The king heard Alain over the guards’ refusal. He ordered the executioner to wait and signaled Alain to ascend the platform. Ruaud and Kendra followed him too closely to be denied passage.

Regent Odo stepped forward. “His Majesty has decided to offer the rest of the rebels the opportunity to swear fealty to the Crown. But these men”—he swept a mail-clad arm toward the prisoners—“were members of the upper echelon, and their executions are to commence forthwith.”

Morbid curiosity turned Kendra’s attention toward the scaffold. Six ropes hung looped, knotted, and waving in a perversely inviting manner. A large wagon, hitched behind a pair of shaggy brown draft horses, waited to bear away the corpses. No doubt the soldiers stationed closest to the scaffold had been tasked to remove one group and prepare the ropes for the next.

She chafed her arms to ward off the chill that defied the warm July morning.

Alain’s jaw tightened. “May I ask whose testimony has condemned them, my lord?”

“Eosa Thorgudson identified them as members of Ulfric’s army. Some tried to deny it, of course,” said the regent.

“He was right, after a fashion,” Alain conceded. “Your Majesty, Your Grace, the fault is mine for not rendering a complete report. Please accept my humblest apologies.”

He bowed low and held the pose until the king bade him to rise and continue.

“When I reported that Ruaud and I had infiltrated the camp, I neglected to state that a hundred of Thane Waldron’s men were accompanying us. We pretended to enlist because the army lay encamped between us and Thornhill. Skirting the camp undetected in the rain would have taken far too long. In fact, my plan could not have succeeded without the help of Lofwin Octhason and his companions-at-arms.”
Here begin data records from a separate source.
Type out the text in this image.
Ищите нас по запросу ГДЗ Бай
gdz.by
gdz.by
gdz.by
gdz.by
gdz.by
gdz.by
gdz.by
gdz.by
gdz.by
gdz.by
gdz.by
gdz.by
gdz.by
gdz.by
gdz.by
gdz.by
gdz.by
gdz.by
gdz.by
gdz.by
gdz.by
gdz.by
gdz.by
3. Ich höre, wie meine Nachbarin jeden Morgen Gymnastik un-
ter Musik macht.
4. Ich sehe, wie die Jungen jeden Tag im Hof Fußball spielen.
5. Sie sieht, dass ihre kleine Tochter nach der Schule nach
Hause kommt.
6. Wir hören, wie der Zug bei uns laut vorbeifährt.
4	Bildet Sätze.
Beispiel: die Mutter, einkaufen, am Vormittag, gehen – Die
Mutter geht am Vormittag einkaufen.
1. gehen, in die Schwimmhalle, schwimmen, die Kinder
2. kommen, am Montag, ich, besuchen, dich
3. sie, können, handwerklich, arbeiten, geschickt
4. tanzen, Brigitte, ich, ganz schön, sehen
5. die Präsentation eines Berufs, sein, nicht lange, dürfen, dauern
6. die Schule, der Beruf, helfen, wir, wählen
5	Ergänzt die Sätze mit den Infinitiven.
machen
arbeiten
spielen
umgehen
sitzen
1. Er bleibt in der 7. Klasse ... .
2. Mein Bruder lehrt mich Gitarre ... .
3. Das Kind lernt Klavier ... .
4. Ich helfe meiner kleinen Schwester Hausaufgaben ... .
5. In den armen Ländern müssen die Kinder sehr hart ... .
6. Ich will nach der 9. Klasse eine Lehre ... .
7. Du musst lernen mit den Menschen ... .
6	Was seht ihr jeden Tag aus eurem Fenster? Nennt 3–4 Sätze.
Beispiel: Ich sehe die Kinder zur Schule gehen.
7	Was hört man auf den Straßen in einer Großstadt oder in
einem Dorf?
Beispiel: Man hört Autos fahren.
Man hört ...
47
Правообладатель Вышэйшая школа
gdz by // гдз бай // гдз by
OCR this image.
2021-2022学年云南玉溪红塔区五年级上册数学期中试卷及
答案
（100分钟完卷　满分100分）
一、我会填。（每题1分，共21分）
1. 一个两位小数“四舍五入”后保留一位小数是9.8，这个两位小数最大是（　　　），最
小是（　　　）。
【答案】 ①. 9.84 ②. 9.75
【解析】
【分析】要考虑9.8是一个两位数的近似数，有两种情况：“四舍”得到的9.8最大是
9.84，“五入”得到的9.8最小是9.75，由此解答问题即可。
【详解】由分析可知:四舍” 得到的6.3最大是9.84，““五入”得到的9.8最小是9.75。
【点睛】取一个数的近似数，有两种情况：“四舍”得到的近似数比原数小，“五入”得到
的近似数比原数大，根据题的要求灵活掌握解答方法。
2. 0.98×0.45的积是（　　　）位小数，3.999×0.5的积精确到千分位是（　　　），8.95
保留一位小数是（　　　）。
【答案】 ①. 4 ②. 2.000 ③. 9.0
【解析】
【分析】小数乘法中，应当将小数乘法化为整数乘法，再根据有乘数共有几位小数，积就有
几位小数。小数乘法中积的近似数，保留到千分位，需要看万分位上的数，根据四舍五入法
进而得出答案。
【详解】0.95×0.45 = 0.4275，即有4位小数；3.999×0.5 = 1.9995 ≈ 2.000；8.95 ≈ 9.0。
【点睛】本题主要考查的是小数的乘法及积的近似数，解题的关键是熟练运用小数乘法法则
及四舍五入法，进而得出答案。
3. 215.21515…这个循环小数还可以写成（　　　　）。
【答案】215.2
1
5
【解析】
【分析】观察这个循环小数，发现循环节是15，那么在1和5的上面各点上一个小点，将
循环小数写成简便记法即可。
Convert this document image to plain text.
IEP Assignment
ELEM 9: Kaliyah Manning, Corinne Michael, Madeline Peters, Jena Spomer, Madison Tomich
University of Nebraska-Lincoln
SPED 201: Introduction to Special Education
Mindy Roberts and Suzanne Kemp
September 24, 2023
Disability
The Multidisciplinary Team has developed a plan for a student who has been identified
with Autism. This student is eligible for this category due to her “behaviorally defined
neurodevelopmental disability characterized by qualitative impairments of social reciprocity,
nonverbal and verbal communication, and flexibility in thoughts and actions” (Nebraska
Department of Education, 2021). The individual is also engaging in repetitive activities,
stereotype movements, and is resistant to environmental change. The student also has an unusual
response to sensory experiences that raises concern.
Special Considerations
A hundred of the fyrd? Kendra squinted through the forenoon glare toward the bedraggled men. She didn’t recognize threescore in the entire group. None of their injuries seemed too severe; perhaps some were yet recuperating in the infirmary.

Her heart ached to imagine that even one of her father’s warriors had died helping Alain rescue her.

“If it pleases Your Majesty,” Alain was saying, “and on behalf of my betrothed and her father, I respectfully request that the Crown consider releasing the surviving members of Thane Waldron’s fyrd in recognition of their valiant service during these last several days, culminating in yesterday’s battle.”

“Now that I think about it, I do recall Thane Waldron having mentioned that he had given you some of his men to rescue Lady Kendra. They fought beside Normans against their own kinsmen?” The king sounded incredulous.

Kendra realized that in his place she probably would have been hard pressed to believe it too.

Alain ducked his head in a half bow, half shrug. “In all honesty, Your Majesty, I am quite sure their beloved lady’s plight stood foremost in their minds. But—”

“But what Sir Robert is too modest to say, Your Majesty,” Ruaud broke in, “is that Waldron’s men looked to him for leadership.” Kendra wanted to hug the man. “The Edgarburh unit was the sole reason Sir Robert was able to quit the fray to seek and rescue Lady Kendra.”

King William strode over to grip the rail, gazing across the square. It didn’t surprise Kendra that the only men to return his gaze were Norman soldiers; most of the prisoners kept their heads lowered, with but a few stealing a glance toward the platform.

“Who shall identify the Edgarburh men?” asked the king.

“Please allow me, Your Majesty.”

Kendra dropped into a curtsey, not daring to look up even when she heard the chink of mail nearby. Gentle fingers lifted her chin, and she found herself staring into the king’s compelling green eyes.